1. Technical Field
The present invention relates to a semiconductor device and method for manufacturing the semiconductor device.
2. Related Art
A typical conventional process for forming a generally-used base layer in a hetero bipolar transistor is illustrated in FIGS. 11A to 11C and FIG. 12. The following description will be made in reference to selectively growing crystal of SiGe for forming the base layer. A silicon oxide film 14, a p-type polycrystalline silicon film 16 and a silicon nitride film are formed on a substrate 10, which is provided with an n-type collector layer 12, and a concave portion is provided in the silicon nitride film and the p-type polycrystalline silicon film 16. Further, the side wall of the concave portion is covered with a silicon nitride film to form a silicon nitride film 18. Then, a portion of the silicon oxide film 14 exposed over the bottom of the concave portion is etched, and further, a side etching in the transverse direction is conducted to provide an opening in the silicon oxide film 14 (FIG. 11A).
Next, a contamination in the surface is removed within hydrogen atmosphere at higher temperature, and then the base layer is formed in the bottom of the opening of the concave portion via a chemical vapor deposition (CVD) process. Available chemical compounds for a source gas for such CVD process includes hydrogen (H2), dichlorosilane (SiH2Cl2), germane (GeH4), diborane (B2H6), methylsilane (SiH3CH3) and the like. As shown in FIG. 11B, undoped SiGe is grown on the n-type collector layer 12 via an epitaxial process to form an SiGe monocrystalline layer 20. In such case, SiGe is grown on the exposed portion of the p-type polycrystalline silicon film 16 formed in the upper portion of the opening and exposed in the lower surface of a visor section of the p-type polycrystalline silicon film 16 including silicon nitride film 18 to form the SiGe polycrystalline layer 30.
Further, a p-type SiGe monocrystalline layer 22 doped with p-type impurity is formed, and SiGe is further deposited on the SiGe polycrystalline layer 30 to form a p-type SiGe polycrystalline layer 32 (FIG. 11C).
Subsequently, undoped SiGe monocrystalline layer 24 having an altered germanium ratio of SiGe and an undoped silicon layer 26 are respectively grown on the SiGe monocrystalline layer 22 to form a monocrystalline growth layer. In such case, an undoped SiGe polycrystalline layer 33 and an undoped silicon polycrystalline layer 34 are also deposited on the p-type SiGe polycrystalline layer 32 to form a polycrystalline layer, so that the polycrystalline layer is in contact with the monocrystalline layer and the polycrystalline layer also provides electrical coupling between the p-type polycrystalline silicon film 16 serving as the base drawing electrode and the base layer (FIG. 12).
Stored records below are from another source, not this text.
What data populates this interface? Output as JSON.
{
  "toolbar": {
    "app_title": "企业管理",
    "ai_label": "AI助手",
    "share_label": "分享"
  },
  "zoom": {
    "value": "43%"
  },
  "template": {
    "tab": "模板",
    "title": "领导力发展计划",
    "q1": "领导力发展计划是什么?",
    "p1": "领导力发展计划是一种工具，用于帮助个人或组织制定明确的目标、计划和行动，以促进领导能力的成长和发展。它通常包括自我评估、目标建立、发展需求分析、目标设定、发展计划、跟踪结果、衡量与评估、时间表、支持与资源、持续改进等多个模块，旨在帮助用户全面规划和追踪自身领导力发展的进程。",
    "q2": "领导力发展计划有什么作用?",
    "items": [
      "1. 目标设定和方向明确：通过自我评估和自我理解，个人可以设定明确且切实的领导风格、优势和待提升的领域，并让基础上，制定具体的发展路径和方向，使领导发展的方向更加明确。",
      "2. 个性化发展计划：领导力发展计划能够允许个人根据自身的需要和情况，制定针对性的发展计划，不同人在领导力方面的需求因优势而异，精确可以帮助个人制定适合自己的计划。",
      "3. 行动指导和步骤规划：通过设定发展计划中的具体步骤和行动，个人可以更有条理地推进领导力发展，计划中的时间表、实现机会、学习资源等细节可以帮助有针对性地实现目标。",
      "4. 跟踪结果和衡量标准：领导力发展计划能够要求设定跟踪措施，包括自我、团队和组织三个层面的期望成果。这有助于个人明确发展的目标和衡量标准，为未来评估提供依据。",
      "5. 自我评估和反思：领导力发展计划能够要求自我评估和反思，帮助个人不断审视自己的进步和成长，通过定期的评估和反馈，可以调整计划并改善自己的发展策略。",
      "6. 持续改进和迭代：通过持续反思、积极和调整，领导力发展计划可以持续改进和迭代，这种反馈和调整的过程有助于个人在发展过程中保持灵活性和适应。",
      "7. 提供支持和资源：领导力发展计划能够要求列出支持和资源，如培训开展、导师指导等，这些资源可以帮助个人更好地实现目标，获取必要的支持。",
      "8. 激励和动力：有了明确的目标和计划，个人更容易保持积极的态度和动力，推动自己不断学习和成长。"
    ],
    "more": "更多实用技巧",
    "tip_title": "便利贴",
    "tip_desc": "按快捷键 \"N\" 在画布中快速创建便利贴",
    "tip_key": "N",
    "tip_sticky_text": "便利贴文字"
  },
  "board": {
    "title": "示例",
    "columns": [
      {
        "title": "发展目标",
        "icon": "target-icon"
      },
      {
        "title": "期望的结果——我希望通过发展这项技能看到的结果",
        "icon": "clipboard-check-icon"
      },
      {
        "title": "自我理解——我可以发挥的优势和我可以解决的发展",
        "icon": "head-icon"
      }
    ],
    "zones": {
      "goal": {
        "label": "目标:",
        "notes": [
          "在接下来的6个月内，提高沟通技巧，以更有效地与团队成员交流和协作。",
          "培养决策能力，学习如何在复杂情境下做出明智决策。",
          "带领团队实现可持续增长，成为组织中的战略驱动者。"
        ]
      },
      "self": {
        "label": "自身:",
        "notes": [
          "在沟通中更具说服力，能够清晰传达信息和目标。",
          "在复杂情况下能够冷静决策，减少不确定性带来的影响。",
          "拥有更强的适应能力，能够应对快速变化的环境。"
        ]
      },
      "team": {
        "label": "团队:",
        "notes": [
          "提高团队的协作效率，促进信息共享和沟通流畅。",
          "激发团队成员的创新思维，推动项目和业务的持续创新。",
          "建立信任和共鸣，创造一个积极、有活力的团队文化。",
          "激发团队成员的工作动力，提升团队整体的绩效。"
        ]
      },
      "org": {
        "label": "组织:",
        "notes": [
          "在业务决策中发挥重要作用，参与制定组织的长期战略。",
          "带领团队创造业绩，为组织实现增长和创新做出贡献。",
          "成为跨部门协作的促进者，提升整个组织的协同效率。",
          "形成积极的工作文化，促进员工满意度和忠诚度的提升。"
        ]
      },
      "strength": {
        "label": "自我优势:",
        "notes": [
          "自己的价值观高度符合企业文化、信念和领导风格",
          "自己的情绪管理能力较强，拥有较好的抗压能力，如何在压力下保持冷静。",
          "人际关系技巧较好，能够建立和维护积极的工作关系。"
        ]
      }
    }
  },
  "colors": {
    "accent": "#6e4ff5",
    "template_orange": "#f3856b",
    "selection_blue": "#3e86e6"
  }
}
Typical bipolar transistors having a base layer formed in the interior of an opening provided in the insulating layer are described in, for example, Japanese Patent Application Publication No. 2004-193454 and Japanese Patent Application Publication No. 2003-188177. Other related art documents includes Japanese Patent Application Publication No. 2003-45885 and Japanese Patent Application Publication No. 2005-57171.
Nevertheless, as shown in FIG. 12, a polycrystalline layer downwardly growing from the p-type polycrystalline silicon film 16 extends toward the transverse direction after being contacted with the monocrystalline layer, eventually being in direct contact with the portion of the silicon nitride film 18 exposed in the lower surface of the visor section. Larger dimensional area of such contact causes a larger stress generated due to a difference in thermal expansion coefficient between the silicon nitride film and the polycrystalline layer, leading to a creation of recombination energy level in vicinity of the emitter-base junction, so that a stable current gain is difficult to be obtained.